Lessons From Other States
Illinois isn’t the first to try this.
In Pennsylvania’s 2018 pilot, parents were blindsided by counseling referrals with no access to the original screening.
In Washington State, a teenager was flagged as “at risk for bias-related stress” after voicing religious views — and the parents were never told.
Florida has taken the opposite approach: parental opt-in for any mental health screening, full disclosure of all results, and parent-led decisions on counseling.
The contrast is stark — Illinois is choosing a government-first model, while Florida cements parental control.
When Parents Are Shut Out
Peoria mother Karen Michaels sees where this is headed:
“JB Pritzker couldn’t keep our kids safe in the streets, but now he wants to decide what’s in their heads? That’s my job as a parent — not his.”
Underfunded From the Start
Even without politics, Illinois schools lack the staff to manage this program.
The state faces a shortage of more than 1,000 school counselors and psychologists, and many rural districts have none at all.
“A screening without follow-up is like diagnosing a broken arm and handing the kid a Band-Aid,” says Dr. Emily Harper, a Springfield child psychologist.
Illinois has a track record of launching big programs without the infrastructure to support them — from SNAP benefit backlogs to unemployment insurance delays to nursing home oversight failures.
The Privacy Trap
Illinois’ history with data security is equally troubling.
Breaches in its unemployment system and COVID contact tracing program exposed sensitive personal information.
Now, the state will be storing confidential mental health data on minors.
“Once the government has information about your child’s mental health, you don’t get to control how it’s used,” warns privacy advocate Laura Phelps.
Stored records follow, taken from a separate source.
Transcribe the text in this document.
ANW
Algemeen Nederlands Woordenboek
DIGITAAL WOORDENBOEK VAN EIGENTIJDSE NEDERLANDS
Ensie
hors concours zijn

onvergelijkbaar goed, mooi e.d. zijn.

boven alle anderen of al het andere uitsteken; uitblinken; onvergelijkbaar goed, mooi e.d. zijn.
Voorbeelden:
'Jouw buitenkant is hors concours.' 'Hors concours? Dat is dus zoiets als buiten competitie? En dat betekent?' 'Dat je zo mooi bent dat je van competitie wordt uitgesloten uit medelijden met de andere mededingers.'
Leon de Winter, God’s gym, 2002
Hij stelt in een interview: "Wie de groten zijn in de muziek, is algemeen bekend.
Attorney Michael Reade says keeping results from parents while retaining them in state records could violate both FERPA and the Illinois Student Records Act — lawsuits waiting to happen.
Why This Fight Matters
This is bigger than Illinois.
If Pritzker’s program is declared a success, other blue states will copy it.
If it collapses — or is exposed as a political weapon — it could push red states to pass even stronger parental rights protections.
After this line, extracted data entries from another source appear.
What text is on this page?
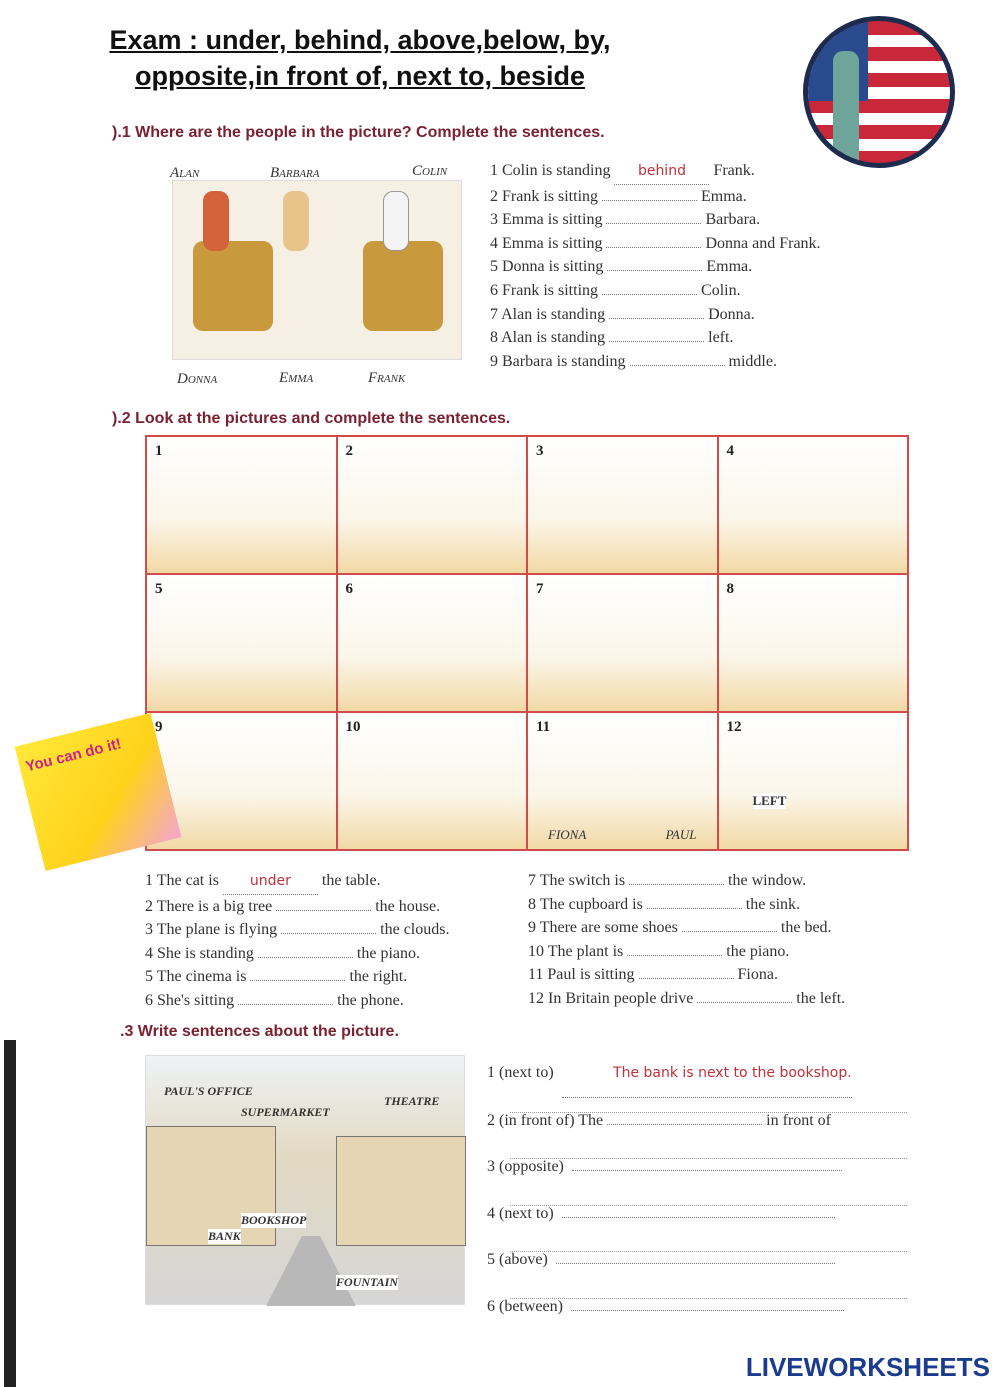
Exam : under, behind, above,below, by,
opposite,in front of, next to, beside
).1 Where are the people in the picture? Complete the sentences.
Alan	Barbara	Colin
Donna	Emma	Frank
1 Colin is standing behind Frank.
2 Frank is sitting	Emma.
3 Emma is sitting	Barbara.
4 Emma is sitting	Donna and Frank.
5 Donna is sitting	Emma.
6 Frank is sitting	Colin.
7 Alan is standing	Donna.
8 Alan is standing	left.
9 Barbara is standing	middle.
).2 Look at the pictures and complete the sentences.
1	2	3	4
5	6	7	8
9	10	11
FIONA	PAUL
12
LEFT
You can do it!
1 The cat is under the table.
2 There is a big tree	the house.
3 The plane is flying	the clouds.
4 She is standing	the piano.
5 The cinema is	the right.
6 She's sitting	the phone.
7 The switch is	the window.
8 The cupboard is	the sink.
9 There are some shoes	the bed.
10 The plant is	the piano.
11 Paul is sitting	Fiona.
12 In Britain people drive	the left.
.3 Write sentences about the picture.
PAUL'S OFFICE
SUPERMARKET
THEATRE
BOOKSHOP
BANK
FOUNTAIN
1 (next to)	The bank is next to the bookshop.
2 (in front of) The	in front of
3 (opposite)
4 (next to)
5 (above)
6 (between)
LIVEWORKSHEETS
As FactsFirstUS.com warns:
“Any screening program in the hands of a politically motivated administration risks becoming an instrument for shaping beliefs, not just supporting health.”
What Parents Must Demand Now
To protect children’s well-being without surrendering parental rights, parents must demand:
Opt-in consent for screenings.
Full, unfiltered access to every result.
Funding for follow-up care before any mandate takes effect.
Strict privacy protections with penalties for violations.
Local decision-making — not top-down control from Springfield.
The Choice Ahead
Every parent wants healthy, thriving children.
But the power to decide what “healthy” means belongs to families — not politicians.